Perhaps some occasional readers of this blog wonder if I'm dead or alive. I'm very much alive, thank you very much!
One of the major reasons I've contributed little to this blog over the past year or two has been a simple matter of time. Serving as minister to Camelback Christian Church and teaching online have taken far more time than I could imagine. In addition to the church, I now teach for the Christian College Consortium for Distance Learning, Dallas Christian College, and Manhattan Christian College. Furthermore, I write small group questions for Journey Christian Church in Florida. Frankly, part of my hunger for writing is satisfied when writing my monthly column for the Restoration Herald. If you count up, that means I'm balancing six different writing or teaching/preaching responsibilities. I'm actually working harder than I did before I turned the ripe old age of 60.

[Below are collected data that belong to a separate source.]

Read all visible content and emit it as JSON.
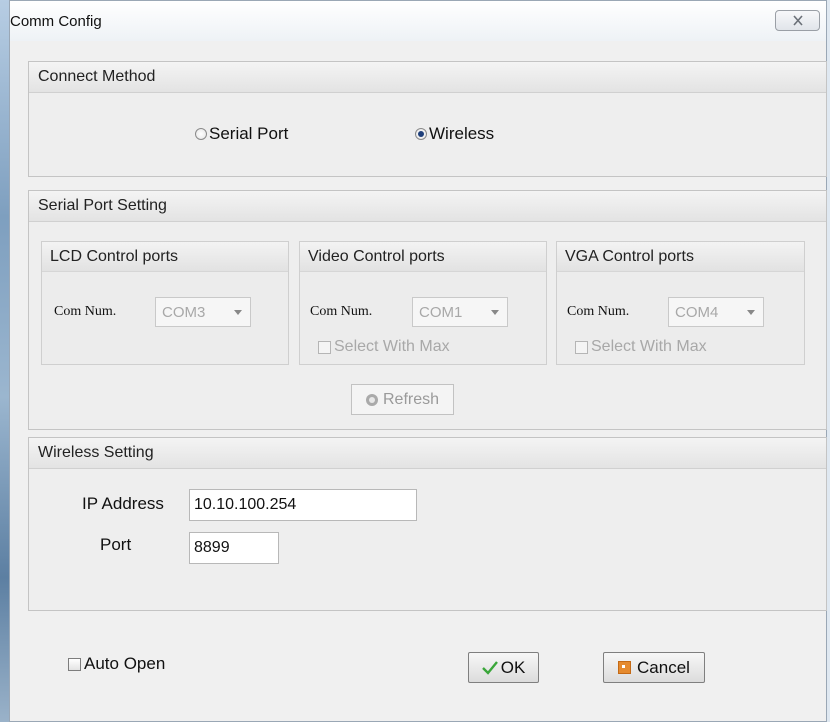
{
  "window": {
    "title": "Comm Config"
  },
  "connect_method": {
    "header": "Connect Method",
    "options": [
      {
        "label": "Serial Port",
        "selected": false
      },
      {
        "label": "Wireless",
        "selected": true
      }
    ]
  },
  "serial": {
    "header": "Serial Port Setting",
    "groups": [
      {
        "header": "LCD Control ports",
        "com_label": "Com Num.",
        "com_value": "COM3"
      },
      {
        "header": "Video Control ports",
        "com_label": "Com Num.",
        "com_value": "COM1",
        "checkbox": "Select With Max"
      },
      {
        "header": "VGA Control ports",
        "com_label": "Com Num.",
        "com_value": "COM4",
        "checkbox": "Select With Max"
      }
    ],
    "refresh_label": "Refresh"
  },
  "wireless": {
    "header": "Wireless Setting",
    "ip_label": "IP Address",
    "ip_value": "10.10.100.254",
    "port_label": "Port",
    "port_value": "8899"
  },
  "footer": {
    "auto_open_label": "Auto Open",
    "ok_label": "OK",
    "cancel_label": "Cancel"
  },
  "icons": {
    "close": "close-icon",
    "ok": "checkmark-icon",
    "cancel": "cancel-icon",
    "refresh": "refresh-icon"
  },
  "colors": {
    "ok_check": "#3aa63a",
    "cancel_icon": "#e58a2e"
  }
}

Something remarkable -- at least for me it was remarkable -- happened last fall. I happened across the Facebook page of an 8th grade classmate who was a great friend in the day. My mother taught all six of us in the 8th grade class in Rutland, Iowa in 19--, dare I say it, 1955-56! There were two girls -- Sandy Albertson and Joyce Thorn -- and four boys -- Gilbert Hood, Jim Mayall, Roger Coltvet, and I, in the class. Gilbert Hood told me Roger Coltvet lived somewhere in Phoenix. A simple Facebook search discovered him and his wife in north Phoenix. We subsequently got together for an evening dinner and he told me he was occasionally in touch with Dianne (Thorn) Christiansen and Rachel (Lewis) Nickelson. Dianne was a 7th grader in the same classroom (there were three classes in one room) and Rachel, an 8th grader who grew up in Rutland, had moved to Fort Dodge. Her mother continued to teach grades 3-5 in Rutland that year. As a result, Rachel and I became good friends and corresponded through high school and the fall of my freshman year in college. Re-establishing relationships with these four terrific people has been extremely rewarding and brought back many memories.
These renewed contacts encouraged me to write a series of recollections about my growing up years. I've been working on that project since November 2010. This collection of memories, with pictures, is undergoing a rewrite and has reached more than 200 pages. So far, my memories have taken me from my grandfather's farm near Mark, Iowa, to my current home in Palm Springs, California. It is, for me, a labor of love realizing that few will ever read let alone be interested in these tidbits from my life. It has been fun, though, and, oh, the memories! Some happy, some sad, some bittersweet ... some extremely unpleasant. Even those, however, have been cathartic as I unwrapped some of the things in my past that created hurt and pain. All of it ... all of it, and all of them who are part of my story, made me who I am. I confess, I'm not much, but I am His!
Well, maybe just to keep this blog open and expanding I'll lift some of those stories out and present them here. We'll see!